The night of the assassination, a man and woman begin to date.

The young man, nineteen years old, tall and thin, hair gelled into a duck tail, always smiling, exposing a front left incisor chipped from a long-ago fight with a sister. Always a cigarette between two fingers of his right hand. Always talking, won’t stop joking, won’t stop laughing.

The young woman, six days short of nineteen, back home from a failed attempt at nunnery, short and petite, dark brown hair swept into a French roll, light blue eyes peering from behind cat-eyed glasses. Always watching. Always quiet, lets the young man do all the talking. Always a cigarette between her fingers, too.

That night, they do not succumb to the shadows the images cast. The queen on the plane weeps, still wearing her pink suit smeared with blood. Children dazed; they will barely recall their father’s embrace.
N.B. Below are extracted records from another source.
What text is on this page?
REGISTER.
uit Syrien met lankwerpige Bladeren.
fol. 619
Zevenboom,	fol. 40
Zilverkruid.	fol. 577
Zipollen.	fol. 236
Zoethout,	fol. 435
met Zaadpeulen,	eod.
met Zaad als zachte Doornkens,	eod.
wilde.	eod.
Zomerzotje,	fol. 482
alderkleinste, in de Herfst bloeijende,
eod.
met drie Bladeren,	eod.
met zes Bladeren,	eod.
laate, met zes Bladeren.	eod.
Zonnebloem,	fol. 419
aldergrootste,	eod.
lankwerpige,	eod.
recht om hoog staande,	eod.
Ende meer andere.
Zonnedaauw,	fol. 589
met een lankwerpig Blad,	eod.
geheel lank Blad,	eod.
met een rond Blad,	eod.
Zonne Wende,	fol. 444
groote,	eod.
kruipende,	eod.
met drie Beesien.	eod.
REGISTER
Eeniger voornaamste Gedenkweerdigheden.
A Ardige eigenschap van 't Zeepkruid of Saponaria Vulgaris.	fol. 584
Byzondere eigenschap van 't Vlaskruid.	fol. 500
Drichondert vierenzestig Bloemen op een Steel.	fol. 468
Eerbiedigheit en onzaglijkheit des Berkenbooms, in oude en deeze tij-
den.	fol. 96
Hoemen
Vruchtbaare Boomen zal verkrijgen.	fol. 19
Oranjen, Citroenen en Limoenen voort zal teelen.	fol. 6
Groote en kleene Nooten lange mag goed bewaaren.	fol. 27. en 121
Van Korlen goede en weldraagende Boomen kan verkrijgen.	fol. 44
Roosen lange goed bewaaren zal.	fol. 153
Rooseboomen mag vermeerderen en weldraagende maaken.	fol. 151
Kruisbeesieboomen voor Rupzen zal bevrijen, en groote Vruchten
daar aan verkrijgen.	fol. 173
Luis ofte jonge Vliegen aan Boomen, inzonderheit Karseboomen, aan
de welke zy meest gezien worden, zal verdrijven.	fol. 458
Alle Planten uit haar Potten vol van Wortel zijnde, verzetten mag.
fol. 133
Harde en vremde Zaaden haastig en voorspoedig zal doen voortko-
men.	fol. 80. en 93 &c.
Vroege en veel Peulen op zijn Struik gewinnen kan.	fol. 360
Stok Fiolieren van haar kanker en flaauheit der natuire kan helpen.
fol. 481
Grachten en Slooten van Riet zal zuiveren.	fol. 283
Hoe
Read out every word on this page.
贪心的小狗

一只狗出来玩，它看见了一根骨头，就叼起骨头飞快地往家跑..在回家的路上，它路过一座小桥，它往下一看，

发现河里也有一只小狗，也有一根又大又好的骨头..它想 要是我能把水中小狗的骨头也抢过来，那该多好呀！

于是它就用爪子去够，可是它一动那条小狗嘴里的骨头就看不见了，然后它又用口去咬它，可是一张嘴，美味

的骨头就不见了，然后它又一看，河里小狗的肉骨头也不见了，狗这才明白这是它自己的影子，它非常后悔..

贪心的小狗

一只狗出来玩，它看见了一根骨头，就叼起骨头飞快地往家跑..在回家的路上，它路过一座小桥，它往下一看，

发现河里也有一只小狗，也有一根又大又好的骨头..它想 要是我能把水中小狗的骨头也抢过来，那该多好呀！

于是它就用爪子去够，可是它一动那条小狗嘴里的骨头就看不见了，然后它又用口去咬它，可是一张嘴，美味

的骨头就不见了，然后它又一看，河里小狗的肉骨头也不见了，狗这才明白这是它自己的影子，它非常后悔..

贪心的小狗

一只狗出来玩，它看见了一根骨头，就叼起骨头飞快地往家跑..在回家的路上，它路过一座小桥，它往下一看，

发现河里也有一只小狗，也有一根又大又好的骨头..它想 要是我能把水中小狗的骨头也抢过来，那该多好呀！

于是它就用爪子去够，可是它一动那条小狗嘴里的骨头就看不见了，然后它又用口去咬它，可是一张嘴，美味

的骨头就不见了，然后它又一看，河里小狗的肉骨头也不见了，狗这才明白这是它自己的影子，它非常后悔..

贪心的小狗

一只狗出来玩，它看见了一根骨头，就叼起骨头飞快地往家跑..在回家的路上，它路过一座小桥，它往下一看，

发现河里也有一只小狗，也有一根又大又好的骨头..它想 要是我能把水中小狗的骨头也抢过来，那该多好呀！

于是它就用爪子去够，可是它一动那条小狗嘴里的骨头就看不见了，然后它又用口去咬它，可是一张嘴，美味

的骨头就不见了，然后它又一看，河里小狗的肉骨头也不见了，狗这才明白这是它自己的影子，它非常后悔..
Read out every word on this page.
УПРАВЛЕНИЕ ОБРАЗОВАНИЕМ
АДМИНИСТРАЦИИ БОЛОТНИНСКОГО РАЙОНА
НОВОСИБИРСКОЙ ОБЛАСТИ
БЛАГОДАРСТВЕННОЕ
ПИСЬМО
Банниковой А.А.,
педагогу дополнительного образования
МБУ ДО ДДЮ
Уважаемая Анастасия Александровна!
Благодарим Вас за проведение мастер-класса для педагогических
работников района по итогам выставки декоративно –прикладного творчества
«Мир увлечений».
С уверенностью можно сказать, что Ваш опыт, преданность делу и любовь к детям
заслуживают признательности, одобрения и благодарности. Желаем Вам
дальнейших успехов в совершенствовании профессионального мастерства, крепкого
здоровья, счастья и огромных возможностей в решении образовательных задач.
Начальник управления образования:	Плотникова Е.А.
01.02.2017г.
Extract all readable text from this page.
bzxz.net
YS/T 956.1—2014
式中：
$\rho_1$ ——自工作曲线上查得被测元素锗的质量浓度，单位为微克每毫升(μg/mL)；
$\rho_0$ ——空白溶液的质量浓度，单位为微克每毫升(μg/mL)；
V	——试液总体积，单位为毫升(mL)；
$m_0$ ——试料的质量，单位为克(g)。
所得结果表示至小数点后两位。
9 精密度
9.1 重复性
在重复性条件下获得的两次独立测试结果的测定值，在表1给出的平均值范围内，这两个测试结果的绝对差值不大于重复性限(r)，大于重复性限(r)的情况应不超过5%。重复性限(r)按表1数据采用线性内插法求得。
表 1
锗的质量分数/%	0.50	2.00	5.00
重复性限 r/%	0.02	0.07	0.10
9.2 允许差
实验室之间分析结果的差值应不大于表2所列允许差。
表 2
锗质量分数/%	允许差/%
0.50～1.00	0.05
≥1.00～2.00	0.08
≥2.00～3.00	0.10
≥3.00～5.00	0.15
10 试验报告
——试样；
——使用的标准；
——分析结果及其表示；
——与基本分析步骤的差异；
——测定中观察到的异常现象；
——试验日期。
The night of the assassination, the couple goes to a dance hall. This was their president—young, handsome, Catholic like them. He promised them Camelot. But still, they dance, joke, flirt. An incipient budding romance trumps all. In the midst of life we are in death, says the Book of Common Prayer. But tonight, in the midst of death we are in life.

The night of the assassination, they begin to meld but they don’t know it, can’t see it. Pieces of their auras leap and jump like charged particles and land on each other. What’s around them gets pulled into the mix, too. A whirlwind of particles whips around them, wispy strands of a nation’s grief and mourning, unseen but just as real as the dancers, the musicians, the empty beer bottles on tables. A whirlwind that twirls as fast as the dancers, thick with energy and movement and vitality, faster and faster with each drumbeat. The young man and woman laugh and spin, unaware of the creation of this new thing. A new couple emerges from the mix, rises from the primordial mud. Later they will create my sister, my brother, me.

The nation’s darkness will leave its imprint upon them. The grief of their families has branded them, too. They won’t be able to escape the darkness. They have no idea how well they will know death.